The way veganism is presented to a potential vegan is of major importance. The attractive idea behind being a “vegan” is reducing one’s contribution to animal exploitation. Buying meat, eggs, and/or dairy creates animal suffering – animals will be raised and slaughtered specifically for these products. But if the by-products are not sold, they will be thrown out or given away. As more people stop eating animals, the by-products will naturally fade, so there is no real reason to force other people to worry about them in order to call themselves “vegan.”
We want a vegan world, not a vegan club.
Most vegans have multiple motivations, but primary motivations often distinguish vegans, such as “health vegans” or “spiritual/religious vegans.” I see another type of distinction as being useful: “practical vegans” and “symbolic vegans.” Practical vegans avoid the specific products for which animals are bred, raised, and eventually slaughtered. Every product they choose to avoid can be directly and causally linked to animal suffering. Symbolic vegans, in addition to avoiding those products, go beyond this to some level (e.g., avoiding sugar but not water) so as to be able to make a statement (about solidarity with the animals, personal purity, etc.).
The gelatin in film makes many vegans uncomfortable. However, film companies won’t use something more expensive because of this discomfort. As long as animals are slaughtered for their flesh, gelatin will remain a dirt-cheap by-product. This won’t change because of a relatively few symbolic vegans. It will change, however, as the number of practical vegans expands and there isn’t an endless string of animals being slaughtered for food, making a substitute necessary.
In dealing with others, practical vegans can explain: “I don’t buy products that directly cause animal suffering – things for which animals are bred, raised, and slaughtered.” A symbolic vegan could add: “Personally, I choose to go further and avoid film [sugar, etc.] as a symbolic gesture.”
Once the demand for primary animal products shrinks and the by-products are no longer so cheap, companies will find new filtering methods, new ways to cure concrete, new means of producing steel and rubber, new blood-test methods, etc.
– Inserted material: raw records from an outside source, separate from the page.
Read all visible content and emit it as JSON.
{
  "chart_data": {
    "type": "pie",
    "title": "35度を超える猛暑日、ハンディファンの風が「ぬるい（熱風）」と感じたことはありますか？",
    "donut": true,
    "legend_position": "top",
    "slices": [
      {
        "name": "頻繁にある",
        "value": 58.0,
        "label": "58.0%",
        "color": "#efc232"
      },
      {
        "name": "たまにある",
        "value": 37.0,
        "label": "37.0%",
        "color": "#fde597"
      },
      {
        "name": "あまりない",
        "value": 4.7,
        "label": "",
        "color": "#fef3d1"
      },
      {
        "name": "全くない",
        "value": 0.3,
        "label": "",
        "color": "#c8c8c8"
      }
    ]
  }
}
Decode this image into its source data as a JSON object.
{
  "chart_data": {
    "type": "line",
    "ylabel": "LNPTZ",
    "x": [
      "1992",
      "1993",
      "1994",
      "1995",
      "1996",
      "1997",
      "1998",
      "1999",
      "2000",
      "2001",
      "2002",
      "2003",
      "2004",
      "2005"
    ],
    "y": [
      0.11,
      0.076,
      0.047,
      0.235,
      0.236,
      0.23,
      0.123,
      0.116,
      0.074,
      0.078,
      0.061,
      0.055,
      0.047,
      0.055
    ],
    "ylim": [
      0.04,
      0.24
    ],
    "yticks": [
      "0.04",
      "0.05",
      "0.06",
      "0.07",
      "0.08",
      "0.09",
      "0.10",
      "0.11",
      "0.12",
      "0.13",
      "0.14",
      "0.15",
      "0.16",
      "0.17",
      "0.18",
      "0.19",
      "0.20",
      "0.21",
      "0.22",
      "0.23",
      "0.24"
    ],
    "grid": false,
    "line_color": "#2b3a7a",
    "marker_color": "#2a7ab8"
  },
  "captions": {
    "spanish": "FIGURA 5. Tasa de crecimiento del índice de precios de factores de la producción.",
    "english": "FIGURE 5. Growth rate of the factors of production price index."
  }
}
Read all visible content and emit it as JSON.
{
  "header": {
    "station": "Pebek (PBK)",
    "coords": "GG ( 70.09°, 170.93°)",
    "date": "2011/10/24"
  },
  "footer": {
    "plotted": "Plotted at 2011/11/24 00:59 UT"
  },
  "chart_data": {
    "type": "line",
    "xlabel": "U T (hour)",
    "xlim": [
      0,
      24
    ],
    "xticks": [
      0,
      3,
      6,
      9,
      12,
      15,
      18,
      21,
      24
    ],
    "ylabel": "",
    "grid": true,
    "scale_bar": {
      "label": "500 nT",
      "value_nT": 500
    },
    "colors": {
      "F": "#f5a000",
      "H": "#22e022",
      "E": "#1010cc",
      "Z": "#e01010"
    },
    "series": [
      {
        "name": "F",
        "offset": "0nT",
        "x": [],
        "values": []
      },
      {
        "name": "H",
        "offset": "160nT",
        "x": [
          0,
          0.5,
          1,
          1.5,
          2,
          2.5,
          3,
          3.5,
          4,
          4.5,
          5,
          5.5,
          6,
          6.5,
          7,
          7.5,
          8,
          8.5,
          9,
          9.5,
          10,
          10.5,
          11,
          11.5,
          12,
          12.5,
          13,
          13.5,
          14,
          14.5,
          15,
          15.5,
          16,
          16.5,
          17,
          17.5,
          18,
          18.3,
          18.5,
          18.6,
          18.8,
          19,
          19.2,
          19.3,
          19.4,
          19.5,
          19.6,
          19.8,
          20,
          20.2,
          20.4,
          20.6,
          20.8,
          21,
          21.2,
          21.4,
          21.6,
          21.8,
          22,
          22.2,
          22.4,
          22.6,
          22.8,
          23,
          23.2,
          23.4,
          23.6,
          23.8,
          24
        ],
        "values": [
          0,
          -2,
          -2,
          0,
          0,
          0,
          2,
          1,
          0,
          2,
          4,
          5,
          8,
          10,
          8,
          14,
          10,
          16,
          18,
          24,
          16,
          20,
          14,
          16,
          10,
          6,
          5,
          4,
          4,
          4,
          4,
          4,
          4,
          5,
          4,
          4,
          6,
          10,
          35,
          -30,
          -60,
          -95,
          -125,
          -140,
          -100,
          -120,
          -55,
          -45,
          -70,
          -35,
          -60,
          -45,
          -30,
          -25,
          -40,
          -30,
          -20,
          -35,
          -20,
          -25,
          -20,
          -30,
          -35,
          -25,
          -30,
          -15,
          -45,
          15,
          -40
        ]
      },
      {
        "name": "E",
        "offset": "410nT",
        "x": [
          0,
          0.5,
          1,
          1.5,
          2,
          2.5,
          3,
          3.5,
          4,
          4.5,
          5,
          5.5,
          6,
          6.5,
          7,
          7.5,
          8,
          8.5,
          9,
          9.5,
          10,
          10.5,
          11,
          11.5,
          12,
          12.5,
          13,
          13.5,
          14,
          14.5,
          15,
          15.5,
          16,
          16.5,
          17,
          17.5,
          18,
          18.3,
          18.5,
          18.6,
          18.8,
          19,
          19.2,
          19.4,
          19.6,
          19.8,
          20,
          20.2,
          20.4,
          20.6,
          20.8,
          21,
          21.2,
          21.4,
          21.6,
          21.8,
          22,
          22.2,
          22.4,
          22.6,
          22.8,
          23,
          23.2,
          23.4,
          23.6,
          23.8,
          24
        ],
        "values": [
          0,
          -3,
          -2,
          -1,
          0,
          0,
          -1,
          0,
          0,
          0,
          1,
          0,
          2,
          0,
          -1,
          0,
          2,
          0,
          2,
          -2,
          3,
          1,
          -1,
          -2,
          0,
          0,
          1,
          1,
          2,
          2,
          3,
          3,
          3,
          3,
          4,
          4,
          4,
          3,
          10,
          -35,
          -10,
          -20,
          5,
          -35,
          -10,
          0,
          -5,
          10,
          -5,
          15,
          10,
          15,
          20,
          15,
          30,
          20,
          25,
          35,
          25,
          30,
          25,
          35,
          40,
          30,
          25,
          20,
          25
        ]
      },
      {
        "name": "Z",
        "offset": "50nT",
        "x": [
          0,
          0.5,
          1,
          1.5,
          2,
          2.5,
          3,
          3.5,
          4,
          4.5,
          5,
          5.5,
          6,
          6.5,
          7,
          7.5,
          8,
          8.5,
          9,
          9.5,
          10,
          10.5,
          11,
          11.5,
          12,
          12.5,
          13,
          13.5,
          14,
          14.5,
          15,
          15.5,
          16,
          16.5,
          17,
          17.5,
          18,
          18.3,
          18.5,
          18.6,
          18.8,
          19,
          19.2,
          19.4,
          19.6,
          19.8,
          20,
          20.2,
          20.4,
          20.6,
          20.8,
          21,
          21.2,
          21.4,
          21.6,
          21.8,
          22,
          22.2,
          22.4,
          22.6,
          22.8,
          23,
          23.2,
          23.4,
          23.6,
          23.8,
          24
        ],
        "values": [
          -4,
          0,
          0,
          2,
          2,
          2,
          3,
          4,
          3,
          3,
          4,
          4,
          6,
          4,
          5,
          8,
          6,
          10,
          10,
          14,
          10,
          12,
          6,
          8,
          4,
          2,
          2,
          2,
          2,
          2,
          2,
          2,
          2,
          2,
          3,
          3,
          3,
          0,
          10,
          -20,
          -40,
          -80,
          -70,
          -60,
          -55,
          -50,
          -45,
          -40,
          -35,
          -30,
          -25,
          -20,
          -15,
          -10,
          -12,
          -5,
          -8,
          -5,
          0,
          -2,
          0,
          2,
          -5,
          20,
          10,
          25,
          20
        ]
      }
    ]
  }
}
As more people are concerned with animals, farming practices will be altered so fewer animals are harmed and killed during planting and harvesting of vegan food.
We need an articulated and actionable plan for bringing about animal liberation. In the current view, we spend our resources and energy “fighting battles,” where they occur and on the exploiters’ terms. We need to move beyond this war imagery to a constructive approach.
No matter how many chants we shout, no matter how many sound bites we gain, no matter how many labs we vandalize or “enemies” we defeat, animal liberation will not occur until we join with everyone in a vegan world. If there is to be a fundamental change in the manner in which other animals are viewed – if there is to be animal liberation – there can be no “us and them.”
There is hope for animal liberation if and only if we learn how to help people get past their wall of denial and manifest their latent compassion. To succeed, our interactions with others must be rooted in empathy and understanding – working with and from a person’s motivations, fears, desires, and shortcomings. Instead of approaching with a “fighting” mindset, which necessarily makes people defensive and closed to new ideas, we should provide people with information that they can digest on their own time and act upon at a sustainable pace. Only then will real progress be made.
An essay by Matt Ball republished with permission from the Vegan Outreach website.